Credit card settlement
A number of US banks have agreed to a $6.2bn settlement in a long running case brought by merchants over the fees charged when accepting card payments. Visa, Mastercard, JPMorgan Chase & Co, Citigroup and Bank of America and other banks were part of the settlement agreement. It follows a previously reached settlement of $7.25bn between Visa, Mastercard and merchants in the case, that was subsequently thrown out by a Federal appeals court in 2016. The US Supreme Court last year refused to revive the original settlement deal. It represents the largest all-cash antitrust settlement in the US, although its value was reduced to $5.7bn after around 8,000 retailers opted out. Around 12 million retailers were originally represented by the lawsuit, which accused credit card companies of violating federal antitrust laws by forcing merchants to pay swipe fees and preventing them from directing customers towards other forms of payment.
Dads teaching money habits
Dads are using their passion for tech and gadgetry to help nurture good money habits in their offspring. They are twice as likely as mums to use technology and games to teach their children lessons about money, according to new research from Foresters Friendly Society. The findings reveal that 29% of dads encourage their children to participate in their online and mobile banking activities to help them develop their financial skill-set. By contrast, just 15% of mums are switched on to using tech as a teaching aid. They are also capitalising on children’s love of video games to help build up their kids’ financial confidence, with 23% of fathers opting to use games and videos in the teaching process. This compares to just 9% of mums.
Paul Osborn, Chief Executive for Foresters Friendly Society, said:
Money habits start to become established by the age of seven, so it’s important to supplement regular conversations about money-saving with real life practice. Embracing digital technology and video games is certainly a fun and simple way of getting those important life lessons across but there are many other ways to do this, such as rewarding tasks with pocket money or setting up piggy banks.
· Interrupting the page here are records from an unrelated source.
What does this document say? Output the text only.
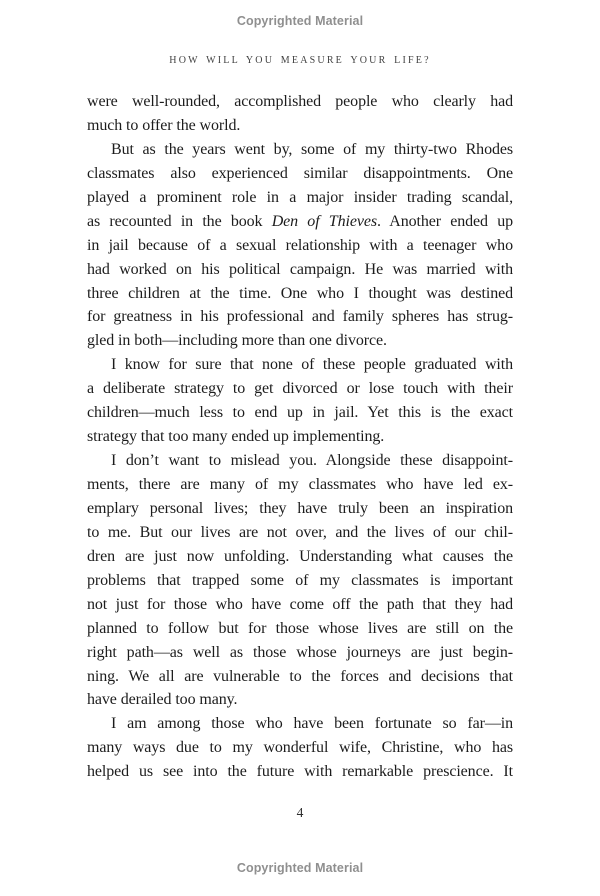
Copyrighted Material
HOW WILL YOU MEASURE YOUR LIFE?
were well-rounded, accomplished people who clearly had
much to offer the world.
But as the years went by, some of my thirty-two Rhodes
classmates also experienced similar disappointments. One
played a prominent role in a major insider trading scandal,
as recounted in the book Den of Thieves. Another ended up
in jail because of a sexual relationship with a teenager who
had worked on his political campaign. He was married with
three children at the time. One who I thought was destined
for greatness in his professional and family spheres has strug-
gled in both—including more than one divorce.
I know for sure that none of these people graduated with
a deliberate strategy to get divorced or lose touch with their
children—much less to end up in jail. Yet this is the exact
strategy that too many ended up implementing.
I don’t want to mislead you. Alongside these disappoint-
ments, there are many of my classmates who have led ex-
emplary personal lives; they have truly been an inspiration
to me. But our lives are not over, and the lives of our chil-
dren are just now unfolding. Understanding what causes the
problems that trapped some of my classmates is important
not just for those who have come off the path that they had
planned to follow but for those whose lives are still on the
right path—as well as those whose journeys are just begin-
ning. We all are vulnerable to the forces and decisions that
have derailed too many.
I am among those who have been fortunate so far—in
many ways due to my wonderful wife, Christine, who has
helped us see into the future with remarkable prescience. It
4
Copyrighted Material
Saving early and regularly is a great habit to get in to, but it’s also a crucial life lesson and often required to safeguard children’s futures. There is a range of saving vehicles available today, for example, the flexibility of the Junior ISA means children can save up for birthdays or Christmas spends and know their money is being kept safe. It also offers a simple, tax-efficient way to invest for your offspring’s’ tomorrow – a great way to give them a helping hand when the time comes.